Ciò che stupisce è il totale disinteresse della collettività acrese -ma ciò accade, come sempre, in diversi altri luoghi- rispetto a questo come altri interventi urbanistici importanti, che negli anni hanno sottratto bellezza al nostro contesto, così come sorprende che amministrazioni che si dichiarano democratiche non abbiano la sensibilità di rendere partecipi i cittadini di scelte così importanti. Questa serie di meccanismi inceppati, questa incapacità della politica di oggi di confrontarsi con la bellezza e saperla offrire e diffondere nelle comunità, è un dato preoccupante, un tratto civile che un protagonista delle ribellioni alla mafia, alla malavita, al malcostume imperante, già negli anni Settanta, come Peppino Impastato -ucciso il 9 maggio del 1978- aveva ben descritto. “Se si insegnasse la Bellezza alla gente, la si fornirebbe di un’arma contro la rassegnazione, la paura e l’omertà. All’esistenza di orrendi palazzi sorti all’improvviso, con tutto il loro squallore, da operazioni speculative, ci si abitua con pronta facilità: si mettono le tendine alle finestre, le piante sul davanzale, e presto ci si dimentica di come erano quei luoghi prima, ed ogni cosa, per il solo fatto che è così, pare dover essere così da sempre e per sempre. È per questo che bisognerebbe educare la gente alla Bellezza: perché in uomini e donne non si insinui più l’abitudine e la rassegnazione ma rimangano sempre vivi la curiosità e lo stupore”. Bellezza, Impastato lo scriveva con la maiuscola, non a caso, e nel suo significato militante, il bello aveva un preciso senso: non estetica aristocratica, ma riconoscimento di ciò che è buono, della qualità, prima che della quantità.

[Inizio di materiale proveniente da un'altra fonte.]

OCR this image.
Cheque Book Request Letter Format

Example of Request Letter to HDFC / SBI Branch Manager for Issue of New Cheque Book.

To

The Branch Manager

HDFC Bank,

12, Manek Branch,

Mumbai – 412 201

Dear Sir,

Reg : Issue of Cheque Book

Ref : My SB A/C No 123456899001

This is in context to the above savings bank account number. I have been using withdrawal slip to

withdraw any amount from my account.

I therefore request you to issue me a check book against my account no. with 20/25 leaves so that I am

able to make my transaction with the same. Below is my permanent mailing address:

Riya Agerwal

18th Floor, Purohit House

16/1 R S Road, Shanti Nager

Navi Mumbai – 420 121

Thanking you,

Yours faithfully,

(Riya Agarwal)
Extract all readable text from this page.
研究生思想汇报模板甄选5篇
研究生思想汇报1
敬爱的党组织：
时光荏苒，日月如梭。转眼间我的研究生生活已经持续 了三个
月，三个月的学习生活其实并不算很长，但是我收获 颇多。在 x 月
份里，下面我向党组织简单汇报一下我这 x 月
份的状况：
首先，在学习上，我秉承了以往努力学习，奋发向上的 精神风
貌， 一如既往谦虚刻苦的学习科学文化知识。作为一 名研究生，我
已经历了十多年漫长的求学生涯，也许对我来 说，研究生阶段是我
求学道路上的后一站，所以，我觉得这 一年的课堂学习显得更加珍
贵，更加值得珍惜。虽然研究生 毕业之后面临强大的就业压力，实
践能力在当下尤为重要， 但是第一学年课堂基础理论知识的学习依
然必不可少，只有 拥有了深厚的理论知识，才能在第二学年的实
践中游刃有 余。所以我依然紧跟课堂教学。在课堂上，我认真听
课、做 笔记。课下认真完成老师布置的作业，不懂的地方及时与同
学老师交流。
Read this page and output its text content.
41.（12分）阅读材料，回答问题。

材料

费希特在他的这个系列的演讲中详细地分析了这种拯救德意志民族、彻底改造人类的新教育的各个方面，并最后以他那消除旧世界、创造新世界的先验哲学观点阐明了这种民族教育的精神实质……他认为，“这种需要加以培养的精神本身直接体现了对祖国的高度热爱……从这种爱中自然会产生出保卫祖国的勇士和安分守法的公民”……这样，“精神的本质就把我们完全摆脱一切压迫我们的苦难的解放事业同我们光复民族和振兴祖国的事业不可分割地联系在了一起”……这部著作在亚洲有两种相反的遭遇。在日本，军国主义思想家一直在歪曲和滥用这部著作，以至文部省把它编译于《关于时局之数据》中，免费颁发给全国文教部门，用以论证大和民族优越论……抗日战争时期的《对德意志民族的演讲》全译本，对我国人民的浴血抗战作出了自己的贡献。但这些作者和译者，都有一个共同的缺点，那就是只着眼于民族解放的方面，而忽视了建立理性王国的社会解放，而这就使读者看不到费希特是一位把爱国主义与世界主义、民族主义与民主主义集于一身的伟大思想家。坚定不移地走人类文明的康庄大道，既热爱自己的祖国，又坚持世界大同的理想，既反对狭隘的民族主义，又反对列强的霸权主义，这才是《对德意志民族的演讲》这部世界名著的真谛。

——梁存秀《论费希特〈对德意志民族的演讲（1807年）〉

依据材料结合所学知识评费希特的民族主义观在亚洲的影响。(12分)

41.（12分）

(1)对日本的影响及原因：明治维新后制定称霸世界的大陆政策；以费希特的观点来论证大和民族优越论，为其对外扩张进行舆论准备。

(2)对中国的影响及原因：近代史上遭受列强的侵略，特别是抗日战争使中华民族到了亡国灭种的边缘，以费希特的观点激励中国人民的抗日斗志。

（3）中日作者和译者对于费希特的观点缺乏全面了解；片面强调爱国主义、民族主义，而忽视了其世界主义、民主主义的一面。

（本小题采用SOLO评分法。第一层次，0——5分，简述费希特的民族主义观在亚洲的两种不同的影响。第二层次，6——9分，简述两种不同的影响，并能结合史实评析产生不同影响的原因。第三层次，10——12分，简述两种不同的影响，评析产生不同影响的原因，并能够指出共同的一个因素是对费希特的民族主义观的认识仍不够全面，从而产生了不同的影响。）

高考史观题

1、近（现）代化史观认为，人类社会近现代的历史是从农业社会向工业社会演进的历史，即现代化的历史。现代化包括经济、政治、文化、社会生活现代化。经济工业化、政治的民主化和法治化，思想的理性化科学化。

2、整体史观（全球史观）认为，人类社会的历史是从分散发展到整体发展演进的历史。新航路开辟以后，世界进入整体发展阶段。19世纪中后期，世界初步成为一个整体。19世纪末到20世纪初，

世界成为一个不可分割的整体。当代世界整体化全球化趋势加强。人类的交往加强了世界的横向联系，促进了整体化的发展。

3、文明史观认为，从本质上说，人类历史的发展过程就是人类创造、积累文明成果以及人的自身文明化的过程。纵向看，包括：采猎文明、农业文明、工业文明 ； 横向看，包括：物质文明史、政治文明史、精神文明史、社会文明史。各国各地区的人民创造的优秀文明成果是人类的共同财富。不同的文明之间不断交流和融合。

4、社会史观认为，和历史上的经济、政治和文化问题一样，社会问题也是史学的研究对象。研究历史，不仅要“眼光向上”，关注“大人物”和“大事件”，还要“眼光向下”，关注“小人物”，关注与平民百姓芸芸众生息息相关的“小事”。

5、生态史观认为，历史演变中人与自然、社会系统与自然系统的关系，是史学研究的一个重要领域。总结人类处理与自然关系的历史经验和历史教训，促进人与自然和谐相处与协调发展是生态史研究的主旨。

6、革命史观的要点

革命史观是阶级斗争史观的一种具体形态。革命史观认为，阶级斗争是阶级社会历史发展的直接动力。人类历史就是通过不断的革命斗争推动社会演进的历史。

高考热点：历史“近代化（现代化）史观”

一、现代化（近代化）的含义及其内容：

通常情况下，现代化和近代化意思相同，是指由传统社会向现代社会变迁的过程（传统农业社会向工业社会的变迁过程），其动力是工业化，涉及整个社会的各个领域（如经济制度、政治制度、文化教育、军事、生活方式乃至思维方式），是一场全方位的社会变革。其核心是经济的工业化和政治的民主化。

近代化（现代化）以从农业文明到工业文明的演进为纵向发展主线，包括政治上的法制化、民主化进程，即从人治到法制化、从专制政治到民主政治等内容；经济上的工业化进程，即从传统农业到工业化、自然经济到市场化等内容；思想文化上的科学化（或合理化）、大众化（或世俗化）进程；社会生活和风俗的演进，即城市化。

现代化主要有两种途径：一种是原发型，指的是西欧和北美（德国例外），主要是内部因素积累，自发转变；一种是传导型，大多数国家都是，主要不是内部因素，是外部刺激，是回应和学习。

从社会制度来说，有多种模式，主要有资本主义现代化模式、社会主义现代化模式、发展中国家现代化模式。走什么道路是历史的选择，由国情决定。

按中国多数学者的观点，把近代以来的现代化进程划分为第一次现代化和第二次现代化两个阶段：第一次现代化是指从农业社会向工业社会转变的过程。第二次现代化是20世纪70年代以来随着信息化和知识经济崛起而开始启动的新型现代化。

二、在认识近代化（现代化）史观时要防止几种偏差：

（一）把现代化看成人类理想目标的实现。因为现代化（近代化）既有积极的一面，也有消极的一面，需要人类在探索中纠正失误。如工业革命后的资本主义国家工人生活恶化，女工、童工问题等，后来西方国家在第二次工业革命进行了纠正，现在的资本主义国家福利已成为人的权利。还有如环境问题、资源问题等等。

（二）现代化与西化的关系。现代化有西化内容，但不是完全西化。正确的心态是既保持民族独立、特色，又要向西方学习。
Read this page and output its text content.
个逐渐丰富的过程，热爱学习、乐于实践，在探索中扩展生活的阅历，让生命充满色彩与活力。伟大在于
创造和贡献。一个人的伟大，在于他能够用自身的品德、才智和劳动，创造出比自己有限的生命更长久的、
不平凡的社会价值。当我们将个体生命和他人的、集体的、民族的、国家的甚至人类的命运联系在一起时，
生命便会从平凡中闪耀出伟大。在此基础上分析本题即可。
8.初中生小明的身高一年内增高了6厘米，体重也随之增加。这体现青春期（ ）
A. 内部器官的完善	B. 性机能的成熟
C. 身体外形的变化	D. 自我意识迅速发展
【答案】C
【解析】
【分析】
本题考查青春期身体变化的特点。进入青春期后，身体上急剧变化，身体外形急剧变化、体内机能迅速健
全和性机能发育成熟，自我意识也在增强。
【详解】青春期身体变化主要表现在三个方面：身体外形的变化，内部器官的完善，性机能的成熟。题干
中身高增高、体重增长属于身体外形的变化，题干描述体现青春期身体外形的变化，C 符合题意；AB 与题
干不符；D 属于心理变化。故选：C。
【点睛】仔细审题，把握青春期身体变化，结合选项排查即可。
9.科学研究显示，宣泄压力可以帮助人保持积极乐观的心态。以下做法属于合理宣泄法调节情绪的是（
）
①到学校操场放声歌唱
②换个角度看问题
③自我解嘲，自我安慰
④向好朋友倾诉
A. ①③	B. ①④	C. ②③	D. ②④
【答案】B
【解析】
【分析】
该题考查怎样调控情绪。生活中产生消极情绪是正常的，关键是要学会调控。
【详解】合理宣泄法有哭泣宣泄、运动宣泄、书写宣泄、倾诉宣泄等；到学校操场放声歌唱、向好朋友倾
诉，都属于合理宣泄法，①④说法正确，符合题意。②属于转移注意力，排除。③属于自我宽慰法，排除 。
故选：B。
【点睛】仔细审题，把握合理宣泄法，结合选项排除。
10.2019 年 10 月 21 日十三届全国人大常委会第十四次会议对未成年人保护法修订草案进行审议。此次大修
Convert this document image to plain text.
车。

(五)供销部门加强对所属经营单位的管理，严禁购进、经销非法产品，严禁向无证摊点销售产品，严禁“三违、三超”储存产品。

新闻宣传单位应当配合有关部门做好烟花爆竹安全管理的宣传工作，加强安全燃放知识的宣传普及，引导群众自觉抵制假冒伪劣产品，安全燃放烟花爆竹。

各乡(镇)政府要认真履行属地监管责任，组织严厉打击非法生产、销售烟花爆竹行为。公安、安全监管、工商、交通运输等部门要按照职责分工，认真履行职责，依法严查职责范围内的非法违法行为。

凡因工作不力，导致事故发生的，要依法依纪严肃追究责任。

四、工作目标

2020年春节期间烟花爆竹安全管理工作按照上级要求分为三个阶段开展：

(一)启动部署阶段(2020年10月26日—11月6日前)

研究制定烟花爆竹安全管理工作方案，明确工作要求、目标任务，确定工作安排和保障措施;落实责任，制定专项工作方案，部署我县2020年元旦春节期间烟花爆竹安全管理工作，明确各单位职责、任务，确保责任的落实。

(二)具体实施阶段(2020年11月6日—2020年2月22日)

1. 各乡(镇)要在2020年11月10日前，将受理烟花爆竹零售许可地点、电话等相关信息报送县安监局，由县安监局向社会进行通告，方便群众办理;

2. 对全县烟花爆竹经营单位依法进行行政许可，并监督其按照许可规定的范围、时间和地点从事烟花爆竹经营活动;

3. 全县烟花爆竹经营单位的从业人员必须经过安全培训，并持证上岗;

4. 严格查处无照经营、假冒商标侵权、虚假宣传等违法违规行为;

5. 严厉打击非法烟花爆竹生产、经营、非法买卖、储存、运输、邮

Ma Impastato non è stato il solo a proporci questa visione delle cose, Papa Francesco ne ha parlato nella sua bellissima enciclica “Laudato sii” -e non so quanto, proprio i cattolici ne abbiano seguito l’insegnamento-, e ancora prima del Papa, quella figura straordinaria del cardinal Martini, scriveva “Quale Bellezza salverà il mondo? Il mondo moderno, essendosela presa contro il grande albero dell’essere, ha spezzato il ramo del vero e il ramo della bontà. Solo rimane il ramo della Bellezza, ed è questo ramo che ora dovrà assumere tutta la forza della linfa e del tronco», riferendosi ad un brano dello scrittore russo Solgenitsin sulla unità di queste virtù.
La bellezza, dunque, può ancora salvare il mondo? Citando una frase abusata, ma che in momenti difficili come questo appare come una vera ancora di salvataggio, forse si, però occorre fare in modo che -soprattutto per le nuove generazioni che vivono oggi la pandemia come un monito- sia ancora realizzabile il sogno di educare la gente alla bellezza, per mantenere vivi curiosità e stupore, e questo può avvenire solo coltivandola la bellezza, dalle scuole alla società, con le Arti, la Natura, la Cultura, soprattutto, armi civili potenti che agiscano contro tutte le inciviltà, l’arroganza, la negligenza, la rinuncia e rassegnazione, atteggiamenti cronici che al sud hanno finito -oggi- per aumentare il divario enorme tra cittadini e politica.